9 Ekim 2016 10:16

Gülce BAŞER

Kadın şairler her zaman vardı. Ama biz tarihe bakarken onları görmedik, göremedik. Öncelikle müfredat, dönemlerin kadın şairlerine hiçbir zaman bir temsilci olarak yer vermedi. Yakın zamanda yaptığım çalışmada ben de yer veremedim. Oysa 1980’leri inceliyordum. Bu dönemde incelediğim dergilerde yılda ortalama bir şiir yer alıyordu kadın şairlere ait. Üstelik dönem değerlendirmeleri “kadın şair sayısında bir artış”ı vurguluyordu. Neredeydi bu kadın şairler? 1980’lerde şiirini bir dergide yayımlatmayı “başaran” kadın şairlerden biri de Sennur Sezer’di.
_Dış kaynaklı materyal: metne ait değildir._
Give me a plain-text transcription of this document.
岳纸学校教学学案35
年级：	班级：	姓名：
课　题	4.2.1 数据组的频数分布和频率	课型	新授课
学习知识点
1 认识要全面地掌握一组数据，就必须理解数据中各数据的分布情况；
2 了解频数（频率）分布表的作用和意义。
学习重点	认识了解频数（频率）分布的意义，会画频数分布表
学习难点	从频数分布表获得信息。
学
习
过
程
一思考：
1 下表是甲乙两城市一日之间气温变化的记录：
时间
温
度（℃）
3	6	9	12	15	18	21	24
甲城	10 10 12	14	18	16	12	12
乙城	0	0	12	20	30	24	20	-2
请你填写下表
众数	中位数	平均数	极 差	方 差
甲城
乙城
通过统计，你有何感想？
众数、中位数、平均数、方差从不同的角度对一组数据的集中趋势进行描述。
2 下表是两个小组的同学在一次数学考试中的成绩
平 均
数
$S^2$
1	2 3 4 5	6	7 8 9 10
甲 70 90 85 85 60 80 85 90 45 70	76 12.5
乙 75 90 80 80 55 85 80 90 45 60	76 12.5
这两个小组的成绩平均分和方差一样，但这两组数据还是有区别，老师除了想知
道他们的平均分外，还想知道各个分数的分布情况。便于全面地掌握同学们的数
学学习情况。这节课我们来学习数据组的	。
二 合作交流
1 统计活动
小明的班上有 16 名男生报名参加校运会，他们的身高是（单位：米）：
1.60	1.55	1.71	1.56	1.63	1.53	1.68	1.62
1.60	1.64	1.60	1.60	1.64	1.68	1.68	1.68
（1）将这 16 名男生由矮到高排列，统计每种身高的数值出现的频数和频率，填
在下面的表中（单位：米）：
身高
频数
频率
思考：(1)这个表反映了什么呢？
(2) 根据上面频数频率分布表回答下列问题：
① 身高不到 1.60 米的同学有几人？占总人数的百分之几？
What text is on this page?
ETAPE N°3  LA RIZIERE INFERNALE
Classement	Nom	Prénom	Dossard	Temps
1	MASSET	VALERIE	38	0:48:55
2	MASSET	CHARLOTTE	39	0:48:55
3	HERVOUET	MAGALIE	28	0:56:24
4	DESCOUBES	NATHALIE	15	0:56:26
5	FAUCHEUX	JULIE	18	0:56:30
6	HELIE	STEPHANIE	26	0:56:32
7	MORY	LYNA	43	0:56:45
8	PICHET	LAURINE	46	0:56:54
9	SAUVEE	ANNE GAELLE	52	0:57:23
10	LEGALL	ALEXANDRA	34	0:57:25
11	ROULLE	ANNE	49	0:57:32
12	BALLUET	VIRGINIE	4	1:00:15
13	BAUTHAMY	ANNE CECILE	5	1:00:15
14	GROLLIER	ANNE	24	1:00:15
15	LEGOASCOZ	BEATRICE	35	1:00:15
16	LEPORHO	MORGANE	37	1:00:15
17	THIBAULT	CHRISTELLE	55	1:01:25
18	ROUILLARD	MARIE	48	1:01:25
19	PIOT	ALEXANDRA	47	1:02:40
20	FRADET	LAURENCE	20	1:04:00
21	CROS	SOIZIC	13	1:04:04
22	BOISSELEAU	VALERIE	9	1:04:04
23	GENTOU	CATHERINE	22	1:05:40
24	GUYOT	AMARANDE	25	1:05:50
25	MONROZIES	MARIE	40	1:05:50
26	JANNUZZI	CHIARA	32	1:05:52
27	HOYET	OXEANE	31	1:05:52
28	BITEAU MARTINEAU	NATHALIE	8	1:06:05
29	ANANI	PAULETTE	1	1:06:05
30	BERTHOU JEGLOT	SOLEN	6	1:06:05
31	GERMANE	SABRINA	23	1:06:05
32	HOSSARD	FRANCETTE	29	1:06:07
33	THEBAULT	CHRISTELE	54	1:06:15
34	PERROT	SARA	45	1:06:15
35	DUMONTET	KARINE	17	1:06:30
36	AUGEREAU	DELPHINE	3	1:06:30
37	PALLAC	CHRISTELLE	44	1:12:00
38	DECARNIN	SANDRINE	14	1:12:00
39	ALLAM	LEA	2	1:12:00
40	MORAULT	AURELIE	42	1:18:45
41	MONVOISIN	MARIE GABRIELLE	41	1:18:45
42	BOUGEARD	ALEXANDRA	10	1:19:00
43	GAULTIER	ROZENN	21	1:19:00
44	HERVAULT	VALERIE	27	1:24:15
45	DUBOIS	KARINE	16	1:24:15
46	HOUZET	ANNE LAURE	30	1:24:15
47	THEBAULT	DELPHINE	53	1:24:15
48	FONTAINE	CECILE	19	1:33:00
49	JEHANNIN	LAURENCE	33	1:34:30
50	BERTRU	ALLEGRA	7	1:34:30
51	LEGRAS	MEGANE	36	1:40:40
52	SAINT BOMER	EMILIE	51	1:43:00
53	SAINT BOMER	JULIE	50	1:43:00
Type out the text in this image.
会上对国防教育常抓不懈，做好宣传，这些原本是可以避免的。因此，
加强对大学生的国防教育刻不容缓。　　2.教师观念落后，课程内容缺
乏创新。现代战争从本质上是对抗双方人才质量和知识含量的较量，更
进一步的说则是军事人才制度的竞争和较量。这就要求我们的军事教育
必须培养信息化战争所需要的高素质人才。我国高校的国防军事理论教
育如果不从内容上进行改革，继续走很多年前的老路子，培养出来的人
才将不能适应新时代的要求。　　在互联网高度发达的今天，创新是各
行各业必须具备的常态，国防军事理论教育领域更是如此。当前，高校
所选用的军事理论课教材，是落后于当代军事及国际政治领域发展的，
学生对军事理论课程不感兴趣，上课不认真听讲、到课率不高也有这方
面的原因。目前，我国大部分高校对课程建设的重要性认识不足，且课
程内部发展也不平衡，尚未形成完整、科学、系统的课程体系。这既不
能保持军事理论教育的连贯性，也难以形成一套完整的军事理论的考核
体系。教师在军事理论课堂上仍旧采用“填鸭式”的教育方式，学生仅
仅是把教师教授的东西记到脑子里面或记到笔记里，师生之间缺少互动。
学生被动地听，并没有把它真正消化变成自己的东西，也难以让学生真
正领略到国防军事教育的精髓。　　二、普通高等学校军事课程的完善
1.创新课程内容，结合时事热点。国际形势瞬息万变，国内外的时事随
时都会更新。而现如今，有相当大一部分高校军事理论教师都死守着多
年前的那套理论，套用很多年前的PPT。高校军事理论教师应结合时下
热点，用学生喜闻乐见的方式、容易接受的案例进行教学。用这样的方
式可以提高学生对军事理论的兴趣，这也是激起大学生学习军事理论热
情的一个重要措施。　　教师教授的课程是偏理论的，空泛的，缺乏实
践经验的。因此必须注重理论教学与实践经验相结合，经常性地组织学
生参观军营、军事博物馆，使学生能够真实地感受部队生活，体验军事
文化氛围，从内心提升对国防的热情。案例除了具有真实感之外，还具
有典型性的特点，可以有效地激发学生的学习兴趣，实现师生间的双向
Tek şiir… Dolayısıyla edebiyat incelemecileri, geçmişe baktıklarında kadın şair göremiyorlardı pek. Olanları da görmezden geliyorlardı, bitiyordu. Osmanlı’nın son döneminde oysa görülmesi gereken kadınlar vardı ve tahminimce bu kadınlar müfredata aktarılmış olsaydı, var olma mücadelesi cumhuriyetle birlikte sıfırdan başlamış olmazdı.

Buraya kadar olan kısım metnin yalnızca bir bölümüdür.